MutableByteArray# is slower than Addr#
I've filed this against the native code generator, even thought it still occurs in my experience with the via-C path. It is significantly more pronounced with the NCG path, and so, I imagine, is likely to be fixed by working on that. However, feel free to reclassify if appropriate.
When attempting to rewrite the fannkuch benchmark of the computer language benchmarks game to use more realistic code, I discovered that I am currently unable to do so. At least one piece of the puzzle is that the current entry uses Ptr and Addr# for arrays, while the current mutable array libraries (ST arrays and uvector) use MutableByteArray# underneath, and it happens that reads/writes on the latter are slower than the former.

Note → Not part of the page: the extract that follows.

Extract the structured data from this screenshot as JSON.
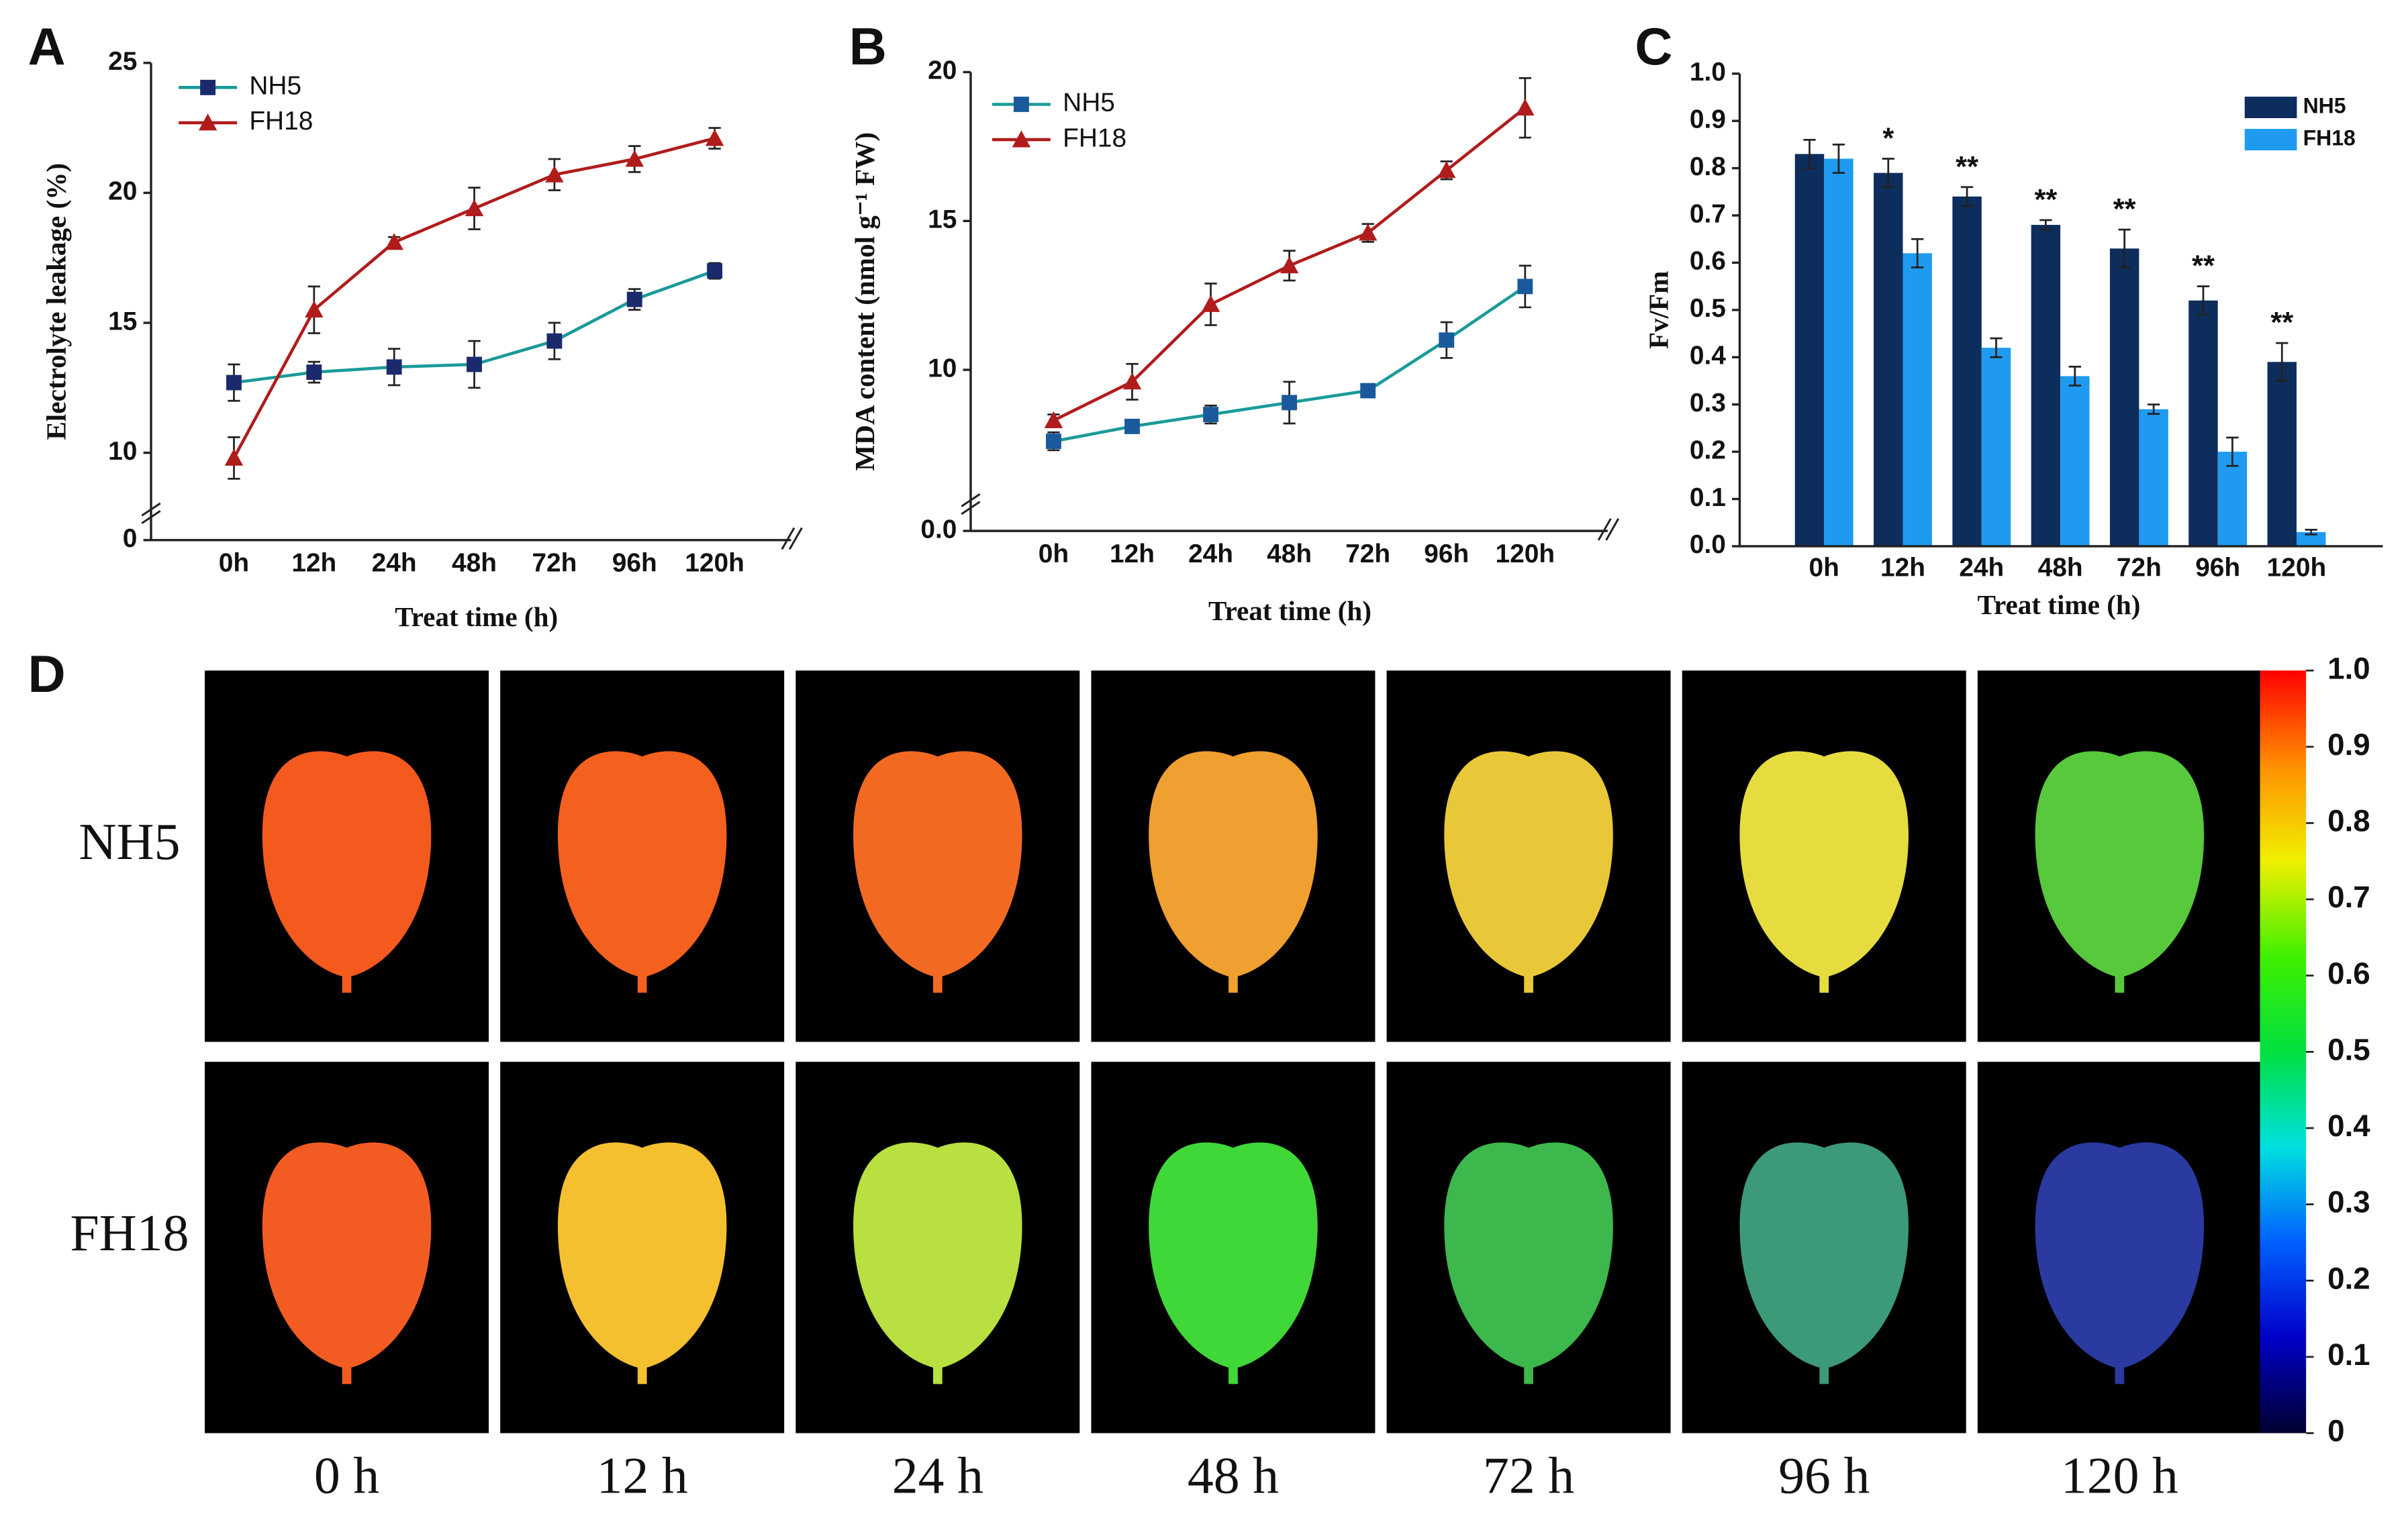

After some discussion on the glasgow-haskell-users list, I believe I've worked the kinks out of my (even more micro) benchmark programs, and will attach them here. They accept two numbers, k and n, and reverse an array of size-n k times. The larger fannkuch benchmark works on small arrays (reversing, shifting and copying), so using small arrays with a very large number of iterations is more representative of it. However, my benchmark doesn't show terribly much variation when one varies the parameters by corresponding factors (although there is a drop in performance when the size of the array nears the size of the CPU cache, naturally).
I've test machine is an AMD Athlon 64 3000+ running in 64-bit mode with 2 GB of ram. My operating system is Linux, kernel 2.6.24.

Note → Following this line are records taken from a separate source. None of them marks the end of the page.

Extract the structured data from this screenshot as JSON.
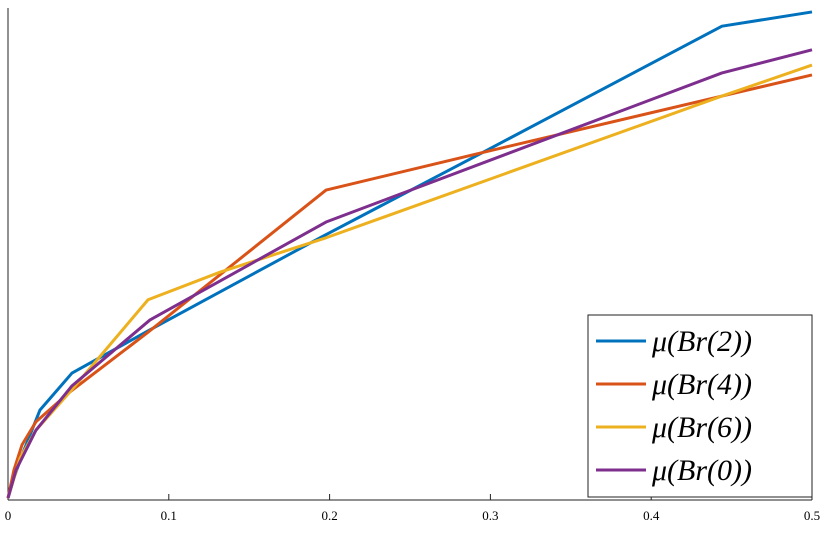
{
  "chart_data": {
    "type": "line",
    "xlim": [
      0,
      0.5
    ],
    "xticks": [
      0,
      0.1,
      0.2,
      0.3,
      0.4,
      0.5
    ],
    "ylim": [
      0,
      1
    ],
    "legend": "lower right",
    "series": [
      {
        "name": "μ(Br(2))",
        "color": "#0072bd",
        "x": [
          0,
          0.0037,
          0.0087,
          0.0199,
          0.0398,
          0.0883,
          0.194,
          0.2985,
          0.444,
          0.5
        ],
        "values": [
          0.004,
          0.045,
          0.091,
          0.183,
          0.258,
          0.346,
          0.533,
          0.712,
          0.963,
          0.992
        ]
      },
      {
        "name": "μ(Br(4))",
        "color": "#d95319",
        "x": [
          0,
          0.0037,
          0.0087,
          0.0174,
          0.0386,
          0.0871,
          0.1978,
          0.296,
          0.444,
          0.5
        ],
        "values": [
          0.004,
          0.061,
          0.112,
          0.159,
          0.22,
          0.341,
          0.63,
          0.707,
          0.821,
          0.864
        ]
      },
      {
        "name": "μ(Br(6))",
        "color": "#edb120",
        "x": [
          0,
          0.0075,
          0.0174,
          0.0386,
          0.0871,
          0.1318,
          0.1978,
          0.444,
          0.5
        ],
        "values": [
          0.004,
          0.085,
          0.142,
          0.22,
          0.407,
          0.463,
          0.533,
          0.821,
          0.884
        ]
      },
      {
        "name": "μ(Br(0))",
        "color": "#7e2f8e",
        "x": [
          0,
          0.005,
          0.0174,
          0.0398,
          0.0883,
          0.1978,
          0.444,
          0.5
        ],
        "values": [
          0.004,
          0.061,
          0.142,
          0.232,
          0.366,
          0.565,
          0.868,
          0.915
        ]
      }
    ]
  }
}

I've mainly done runs where n * k = 2.5 billion, as that takes approximately as much time as the MutableByteArray# version of the fannkuch benchmark, around 11 seconds for 250 million iterations with an array size of 10. The Addr# version of the benchmark runs with the same parameters in around 7 seconds (which is faster than the actual fannkuch benchmark, but I digress).
I'll attach my two micro benchmarks. ByteArr.hs is the MutableByteArray# reversal benchmark. Ptr.hs is the Addr#/Ptr version. I may also attach full fannkuch implementations as another data point (the original is already Addr#/Ptr, and I've written a MutableByteArray# implementation; I just need to do some proofreading of the latter to make sure it doesn't have any discrepancies).
I've also not done much investigation as to the source of the problem, besides looking at the core of various higher level programs to track things down this far. I'll attempt to delve further into the issue, investigating the C-- and assembly if my abilities allow, and update here as I find things.